— Пустяки, — сказал он, — простая царапина! Две-три перевязки, мой милый друг, и она не будет даже заметна!
— Но эти перевязки?.. — спросил Блэнт.
— Я сам вам их сделаю.
— Но разве вы доктор?
— Все французы немножко доктора, — смеясь, отвечал Жоливе и, как бы в подтверждение своих слов, вынул носовой платок, разорвал его, из одного куска нащипал корпии, из другого наделал тампонов, принес воды из колодца и, осторожно обмыв рану, с большим искусством перевязал ее.
— Я вам очень благодарен, Жоливе, — отвечал Гарри, растягиваясь под тенью раскидистой березы, на приготовленном ему французом ложе из сухих листьев.
— Э, что за благодарности! Вы на моем месте поступили бы так же!
— Я этого не знаю… — немного наивно отвечал тот.
— Ну полноте дурачиться! Все англичане великодушны.
— Разумеется, ну, а французы?
— Что французы? Французы просто-напросто добры, даже глупо добры, если хотите! Но что их подкупает, так это то, что они французы! Впрочем, оставим этот разговор, да и вообще, если вы мне верите, перестанем совсем разговаривать.

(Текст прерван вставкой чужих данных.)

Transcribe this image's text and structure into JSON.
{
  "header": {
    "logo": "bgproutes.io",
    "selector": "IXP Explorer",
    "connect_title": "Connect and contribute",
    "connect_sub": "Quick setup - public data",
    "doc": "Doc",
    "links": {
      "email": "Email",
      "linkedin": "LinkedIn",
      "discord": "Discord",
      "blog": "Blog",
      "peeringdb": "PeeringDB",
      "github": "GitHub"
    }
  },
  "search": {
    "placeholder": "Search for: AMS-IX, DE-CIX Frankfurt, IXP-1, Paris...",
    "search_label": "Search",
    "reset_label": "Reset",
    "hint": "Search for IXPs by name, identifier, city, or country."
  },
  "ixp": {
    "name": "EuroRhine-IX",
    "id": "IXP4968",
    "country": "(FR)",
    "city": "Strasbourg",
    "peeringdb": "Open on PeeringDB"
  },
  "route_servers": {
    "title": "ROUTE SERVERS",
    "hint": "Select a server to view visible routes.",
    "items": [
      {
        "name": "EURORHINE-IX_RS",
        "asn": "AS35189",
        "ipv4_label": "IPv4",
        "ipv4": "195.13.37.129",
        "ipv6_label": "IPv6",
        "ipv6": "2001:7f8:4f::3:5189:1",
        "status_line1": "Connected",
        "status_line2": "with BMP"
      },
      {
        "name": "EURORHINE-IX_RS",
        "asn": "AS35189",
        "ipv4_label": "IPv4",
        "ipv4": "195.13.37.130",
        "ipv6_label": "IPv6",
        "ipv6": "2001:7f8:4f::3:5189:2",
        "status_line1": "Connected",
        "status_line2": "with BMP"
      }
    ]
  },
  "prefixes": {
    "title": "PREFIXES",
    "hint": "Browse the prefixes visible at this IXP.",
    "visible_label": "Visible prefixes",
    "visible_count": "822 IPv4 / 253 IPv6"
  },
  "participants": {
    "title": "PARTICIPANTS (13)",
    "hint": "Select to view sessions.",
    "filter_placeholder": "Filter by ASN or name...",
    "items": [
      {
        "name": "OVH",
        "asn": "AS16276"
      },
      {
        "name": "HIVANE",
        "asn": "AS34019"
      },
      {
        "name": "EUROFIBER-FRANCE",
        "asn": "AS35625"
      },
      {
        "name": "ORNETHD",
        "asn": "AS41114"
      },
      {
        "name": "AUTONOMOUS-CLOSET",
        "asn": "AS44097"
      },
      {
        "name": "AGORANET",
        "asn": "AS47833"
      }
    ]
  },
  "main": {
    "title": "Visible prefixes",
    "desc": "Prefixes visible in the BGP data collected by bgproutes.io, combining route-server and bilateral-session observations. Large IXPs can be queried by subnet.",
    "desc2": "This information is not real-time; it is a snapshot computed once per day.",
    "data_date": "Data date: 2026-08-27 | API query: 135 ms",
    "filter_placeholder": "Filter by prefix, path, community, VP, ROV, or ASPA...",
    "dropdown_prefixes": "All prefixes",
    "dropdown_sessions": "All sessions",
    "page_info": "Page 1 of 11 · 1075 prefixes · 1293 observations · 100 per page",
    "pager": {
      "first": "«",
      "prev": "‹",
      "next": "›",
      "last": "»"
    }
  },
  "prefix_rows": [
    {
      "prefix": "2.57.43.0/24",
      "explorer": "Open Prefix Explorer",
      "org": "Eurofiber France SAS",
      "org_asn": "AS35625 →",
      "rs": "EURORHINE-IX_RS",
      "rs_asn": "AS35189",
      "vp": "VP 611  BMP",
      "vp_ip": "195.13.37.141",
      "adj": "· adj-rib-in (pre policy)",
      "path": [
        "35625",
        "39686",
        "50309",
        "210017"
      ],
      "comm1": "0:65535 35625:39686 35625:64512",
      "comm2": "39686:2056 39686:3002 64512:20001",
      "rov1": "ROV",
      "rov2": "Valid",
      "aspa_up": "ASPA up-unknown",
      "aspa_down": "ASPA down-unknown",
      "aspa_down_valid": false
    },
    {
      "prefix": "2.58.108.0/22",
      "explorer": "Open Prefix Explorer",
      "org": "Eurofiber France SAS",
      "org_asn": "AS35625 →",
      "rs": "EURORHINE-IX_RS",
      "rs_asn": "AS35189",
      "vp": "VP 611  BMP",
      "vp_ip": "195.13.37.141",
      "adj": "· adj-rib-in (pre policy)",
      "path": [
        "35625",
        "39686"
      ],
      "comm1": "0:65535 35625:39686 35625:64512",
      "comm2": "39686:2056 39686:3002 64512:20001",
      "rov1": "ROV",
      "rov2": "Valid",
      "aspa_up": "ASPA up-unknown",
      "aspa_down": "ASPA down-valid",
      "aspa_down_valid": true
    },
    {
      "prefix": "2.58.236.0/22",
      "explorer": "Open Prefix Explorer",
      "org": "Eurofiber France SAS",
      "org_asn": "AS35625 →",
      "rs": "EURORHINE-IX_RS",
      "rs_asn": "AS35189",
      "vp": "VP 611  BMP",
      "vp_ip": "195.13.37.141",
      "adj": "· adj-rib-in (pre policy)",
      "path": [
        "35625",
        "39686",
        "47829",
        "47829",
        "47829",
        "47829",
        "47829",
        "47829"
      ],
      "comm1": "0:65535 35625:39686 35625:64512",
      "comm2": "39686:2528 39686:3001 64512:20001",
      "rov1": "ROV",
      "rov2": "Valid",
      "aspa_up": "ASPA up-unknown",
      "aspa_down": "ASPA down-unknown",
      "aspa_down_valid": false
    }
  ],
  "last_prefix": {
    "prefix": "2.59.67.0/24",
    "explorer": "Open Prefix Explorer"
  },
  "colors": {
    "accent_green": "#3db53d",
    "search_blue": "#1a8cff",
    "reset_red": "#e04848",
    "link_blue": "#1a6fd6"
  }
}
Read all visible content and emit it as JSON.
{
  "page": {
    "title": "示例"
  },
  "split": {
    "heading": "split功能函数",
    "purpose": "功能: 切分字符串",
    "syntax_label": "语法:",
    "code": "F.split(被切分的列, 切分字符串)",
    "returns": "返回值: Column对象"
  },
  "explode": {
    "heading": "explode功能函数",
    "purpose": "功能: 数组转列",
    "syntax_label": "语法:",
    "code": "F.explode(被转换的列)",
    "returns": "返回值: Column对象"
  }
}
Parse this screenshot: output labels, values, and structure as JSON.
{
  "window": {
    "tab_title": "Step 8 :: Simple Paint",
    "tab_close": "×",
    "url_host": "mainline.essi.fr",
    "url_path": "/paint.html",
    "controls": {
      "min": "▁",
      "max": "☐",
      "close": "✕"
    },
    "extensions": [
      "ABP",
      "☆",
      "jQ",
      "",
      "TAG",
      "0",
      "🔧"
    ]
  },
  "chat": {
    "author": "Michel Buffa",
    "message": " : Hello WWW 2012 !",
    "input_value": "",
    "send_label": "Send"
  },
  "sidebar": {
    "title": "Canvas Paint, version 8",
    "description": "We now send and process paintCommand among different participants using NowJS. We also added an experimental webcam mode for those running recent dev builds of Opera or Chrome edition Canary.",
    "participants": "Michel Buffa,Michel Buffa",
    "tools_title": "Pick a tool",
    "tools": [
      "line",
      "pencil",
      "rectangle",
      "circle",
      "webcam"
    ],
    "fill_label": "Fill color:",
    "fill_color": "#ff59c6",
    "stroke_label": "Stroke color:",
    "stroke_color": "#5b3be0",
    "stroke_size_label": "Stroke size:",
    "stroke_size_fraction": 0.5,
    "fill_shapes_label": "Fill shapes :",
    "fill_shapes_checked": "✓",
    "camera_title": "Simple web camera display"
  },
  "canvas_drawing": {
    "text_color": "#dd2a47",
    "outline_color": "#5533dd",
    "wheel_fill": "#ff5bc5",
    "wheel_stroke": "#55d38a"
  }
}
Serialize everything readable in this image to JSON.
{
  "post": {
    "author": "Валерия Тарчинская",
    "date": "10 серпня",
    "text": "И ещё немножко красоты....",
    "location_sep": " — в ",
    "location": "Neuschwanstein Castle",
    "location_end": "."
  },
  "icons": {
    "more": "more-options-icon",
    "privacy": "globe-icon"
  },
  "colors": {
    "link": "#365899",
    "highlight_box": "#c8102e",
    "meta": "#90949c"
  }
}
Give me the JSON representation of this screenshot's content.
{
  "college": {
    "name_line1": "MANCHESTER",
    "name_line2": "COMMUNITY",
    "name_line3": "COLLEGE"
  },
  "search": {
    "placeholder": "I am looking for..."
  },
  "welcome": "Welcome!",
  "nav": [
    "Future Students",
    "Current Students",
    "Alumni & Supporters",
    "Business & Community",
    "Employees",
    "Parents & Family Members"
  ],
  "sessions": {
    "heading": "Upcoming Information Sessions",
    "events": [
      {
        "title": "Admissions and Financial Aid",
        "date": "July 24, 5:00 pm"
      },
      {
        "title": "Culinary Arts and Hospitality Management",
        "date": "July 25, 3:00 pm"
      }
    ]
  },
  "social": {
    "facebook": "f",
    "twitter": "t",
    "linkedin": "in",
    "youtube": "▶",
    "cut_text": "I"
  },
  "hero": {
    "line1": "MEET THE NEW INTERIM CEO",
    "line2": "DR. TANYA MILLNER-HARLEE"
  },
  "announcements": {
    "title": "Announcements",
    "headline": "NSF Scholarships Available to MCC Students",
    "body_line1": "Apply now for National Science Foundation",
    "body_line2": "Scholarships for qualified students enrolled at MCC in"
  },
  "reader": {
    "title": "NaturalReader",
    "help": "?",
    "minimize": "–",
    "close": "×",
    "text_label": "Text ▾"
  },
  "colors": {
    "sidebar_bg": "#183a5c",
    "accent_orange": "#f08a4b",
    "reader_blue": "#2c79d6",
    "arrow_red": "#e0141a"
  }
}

Вам необходимо теперь отдохнуть.
Но Гарри Блэнт вовсе не желал молчать.
— Жоливе, — начал он, — как вы думаете, наши последние депеши перешли за русскую границу или нет?
— А почему же нет? — отвечал тот. — Уверяю вас, моя прелестная кузина в настоящую минуту прекрасно знает обо всем, что произошло в Колывани!
— А в скольких экземплярах ваша кузина печатает эти депеши? — спросил он, в первый раз ставя этот вопрос так открыто.
— Знаете что! — смеясь, отвечал Жоливе. — Моя кузина особа очень скромная, она не любит, когда о ней говорят, и если бы она узнала, что из-за нее вы не спите, то была бы в отчаянии.
— Но я не хочу спать, — отвечал англичанин. — Что думает ваша кузина относительно дел в России?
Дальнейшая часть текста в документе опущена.